Procédure devant la cour :
Par une requête et un mémoire enregistrés les 9 mai et 22 novembre 2016, M. A... D..., représenté par MeC..., demande à la cour :
1°) d'annuler cette ordonnance du juge des référés du tribunal administratif de Nantes en tant qu'elle a limité à 50 000 euros le montant de la provision que l'Etat a été condamné à lui verser ;
2°) de condamner l'Etat (ministre de l'agriculture, de l'agroalimentaire et de la forêt) à lui verser, à titre de provision, la somme de 109 522,50 euros, assortie des intérêts au taux légal à compter du 26 novembre 2013, date de réception de sa demande par l'administration ;
3°) de mettre à la charge de l'Etat la somme de 1500 euros au titre de l'article L. 761-1 du code de justice administrative.
Il soutient que :
- l'ordonnance attaquée est insuffisamment motivée ; le juge des référés s'est borné à relever " la complexité des modalités de détermination des différents préjudices indemnisables " et cette motivation ne permet pas de savoir en quoi ses calculs établis par lui ne seraient pas incontestables ;
- l'existence de l'obligation qui pèse sur le l'Etat n'est pas sérieusement contestable ;
- c'est à tort que le juge des référés du tribunal administratif de Nantes a limité à 50 000 euros le montant de la provision qu'il a condamné l'Etat à lui verser ; il a été conduit à procéder, lui-même, à un chiffrage de son préjudice, chiffrage établi selon les modalités de calcul des organismes de retraite CARSAT (Caisse de retraite et de la santé au travail) et IRCANTEC ; il a dûment justifié du caractère non sérieusement contestable de sa créance à hauteur de 109 522,50 euros ;
- plusieurs juges des référés ont intégralement fait droit aux demandes dont ils étaient saisis en raison du caractère non sérieusement contestable de la créance des intéressés, qui avaient chiffré leur préjudice au regard des mêmes modalités de calcul.

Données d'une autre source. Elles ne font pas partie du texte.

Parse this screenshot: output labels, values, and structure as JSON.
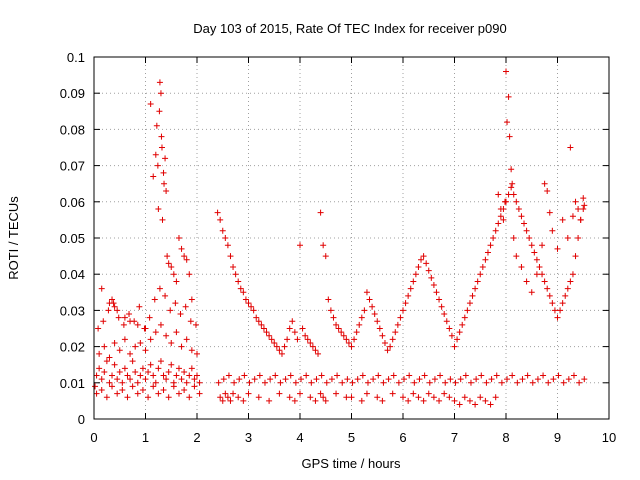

Par un mémoire en défense enregistré le 19 octobre 2016, le ministre de l'agriculture, de l'agroalimentaire et de la forêt conclut au rejet de la requête.
Il fait valoir que les moyens présentés par M. D...ne sont pas fondés.

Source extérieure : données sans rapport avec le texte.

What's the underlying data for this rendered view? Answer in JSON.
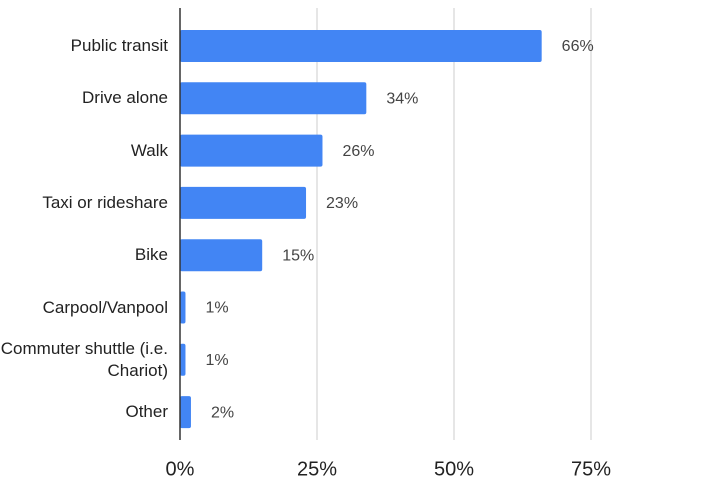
{
  "chart_data": {
    "type": "hbar",
    "categories": [
      "Public transit",
      "Drive alone",
      "Walk",
      "Taxi or rideshare",
      "Bike",
      "Carpool/Vanpool",
      "Commuter shuttle (i.e. Chariot)",
      "Other"
    ],
    "values": [
      66,
      34,
      26,
      23,
      15,
      1,
      1,
      2
    ],
    "value_labels": [
      "66%",
      "34%",
      "26%",
      "23%",
      "15%",
      "1%",
      "1%",
      "2%"
    ],
    "color": "#4285f4",
    "xlim": [
      0,
      75
    ],
    "xticks": [
      {
        "value": 0,
        "label": "0%"
      },
      {
        "value": 25,
        "label": "25%"
      },
      {
        "value": 50,
        "label": "50%"
      },
      {
        "value": 75,
        "label": "75%"
      }
    ],
    "grid": true
  }
}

Vu les autres pièces du dossier.
Vu :
- le code rural et de la pêche maritime
- la loi n°89-412 du 22 juin 1989 ;
- le code de justice administrative.
Les parties ont été régulièrement averties du jour de l'audience.
Ont été entendus au cours de l'audience publique :
- le rapport de M. Coiffet,
- et les conclusions de M. Giraud, rapporteur public.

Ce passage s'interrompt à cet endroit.